In [None]:
# ML_in_Finance-Interpretability
# Author: Matthew Dixon
# Version: 1.0 (08.09.2019)
# License: MIT
# Email: matthew.dixon@iit.edu
# Notes: tested on Mac OS X with Python 3.6.9 and the following packages:
# numpy=1.18.1, keras=2.3.1, tensorflow=2.0.0, statsmodels=0.10.1, scikit-learn=0.22.1
# Citation: Please cite the following reference if this notebook is used for research purposes:
# Dixon M.F., I. Halperin and P. Bilokon, Machine Learning in Finance: From Theory to Practice, Springer Graduate textbook Series, 2020. 

# Overview
The purpose of this notebook is to illustrate a neural network interpretability method which is compatible with linear regression. 

In linear regression, provided the independent variables are scaled, one can view the regression coefficients as a measure of importance of the variables. Equivalently, the dependent variable can be differentiated w.r.t. the inputs to give the coefficient. 

Similarly, the derivatives of the network w.r.t. the inputs are a non-linear generalization of interpretability in linear regression.

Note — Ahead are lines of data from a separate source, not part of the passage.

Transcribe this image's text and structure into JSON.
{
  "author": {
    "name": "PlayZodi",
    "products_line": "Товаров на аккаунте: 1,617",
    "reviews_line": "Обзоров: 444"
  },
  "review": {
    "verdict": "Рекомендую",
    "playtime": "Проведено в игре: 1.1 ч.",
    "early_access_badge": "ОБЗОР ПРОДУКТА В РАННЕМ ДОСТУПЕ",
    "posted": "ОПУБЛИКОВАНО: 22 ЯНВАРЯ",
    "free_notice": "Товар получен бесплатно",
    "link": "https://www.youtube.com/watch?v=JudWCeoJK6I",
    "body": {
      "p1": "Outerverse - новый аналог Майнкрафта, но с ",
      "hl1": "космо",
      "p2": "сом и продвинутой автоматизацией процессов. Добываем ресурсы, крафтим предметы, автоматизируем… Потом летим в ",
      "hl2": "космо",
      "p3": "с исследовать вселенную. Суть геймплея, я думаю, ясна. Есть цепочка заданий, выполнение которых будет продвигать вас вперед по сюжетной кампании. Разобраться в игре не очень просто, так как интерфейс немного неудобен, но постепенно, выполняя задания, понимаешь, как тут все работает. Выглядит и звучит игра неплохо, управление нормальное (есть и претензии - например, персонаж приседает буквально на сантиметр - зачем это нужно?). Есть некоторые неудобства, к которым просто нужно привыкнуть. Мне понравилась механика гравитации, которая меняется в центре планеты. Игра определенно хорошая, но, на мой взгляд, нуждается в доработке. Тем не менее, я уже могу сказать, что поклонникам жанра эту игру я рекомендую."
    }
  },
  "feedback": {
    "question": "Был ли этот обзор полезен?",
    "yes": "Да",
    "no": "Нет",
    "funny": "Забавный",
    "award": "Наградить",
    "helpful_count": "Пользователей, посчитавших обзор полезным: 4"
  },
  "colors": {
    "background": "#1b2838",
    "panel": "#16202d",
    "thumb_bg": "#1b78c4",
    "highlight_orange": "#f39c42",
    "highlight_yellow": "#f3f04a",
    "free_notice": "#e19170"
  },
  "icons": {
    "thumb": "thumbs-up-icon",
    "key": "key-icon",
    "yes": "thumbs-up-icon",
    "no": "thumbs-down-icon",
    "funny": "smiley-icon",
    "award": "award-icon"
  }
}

Moreover, we should expect the neural network gradients to approximate the linear regression coefficients when the data is generated by a linear regression model. 

Various simple experimental tests, corresponding to Section 3 of Chpt 5, are performed to illustrate the properties of network interpretability.

In [None]:
import numpy as np
from keras.models import Sequential
from keras.layers import Dense
from keras.callbacks import EarlyStopping
from keras.wrappers.scikit_learn import KerasRegressor
import statsmodels.api as sm
import sklearn

## Simple Data Generation Process (DGP)


Let us generate data from the following linear regression model

$Y=X_1+X_2 + \epsilon~, ~~X_1, X_2 \sim N(0,1)~, ~~\epsilon \sim N(0,1)$

In [3]:
M = 5000 # Number of samples
np.random.seed(7) # Set NumPy's random seed for reproducibility
X = np.zeros(shape=(M, 2))
X[:int(M/2), 0] = np.random.randn(int(M/2))
X[:int(M/2), 1] = np.random.randn(int(M/2))

# Use antithetic sampling to reduce the bias in the mean
X[int(M/2):, 0] = -X[:int(M/2), 0]
X[int(M/2):, 1] = -X[:int(M/2), 1]

eps = np.zeros(shape=(M,1))
eps[:int(M/2)] = np.random.randn(int(M/2), 1)
eps[int(M/2):] = -eps[:int(M/2)]
Y = X[:, 0] + X[:, 1] + eps.flatten()

## Use ordinary least squares to fit a linear model to the data
For a baseline, let us compare the neural network with OLS regression. 

We fit statsmodels' OLS model to the data

In [5]:
ols_results = sm.OLS(Y, sm.add_constant(X)).fit()

For each input, get the predicted $Y$ value according to the model

In [6]:
y_ols = ols_results.predict(sm.add_constant(X))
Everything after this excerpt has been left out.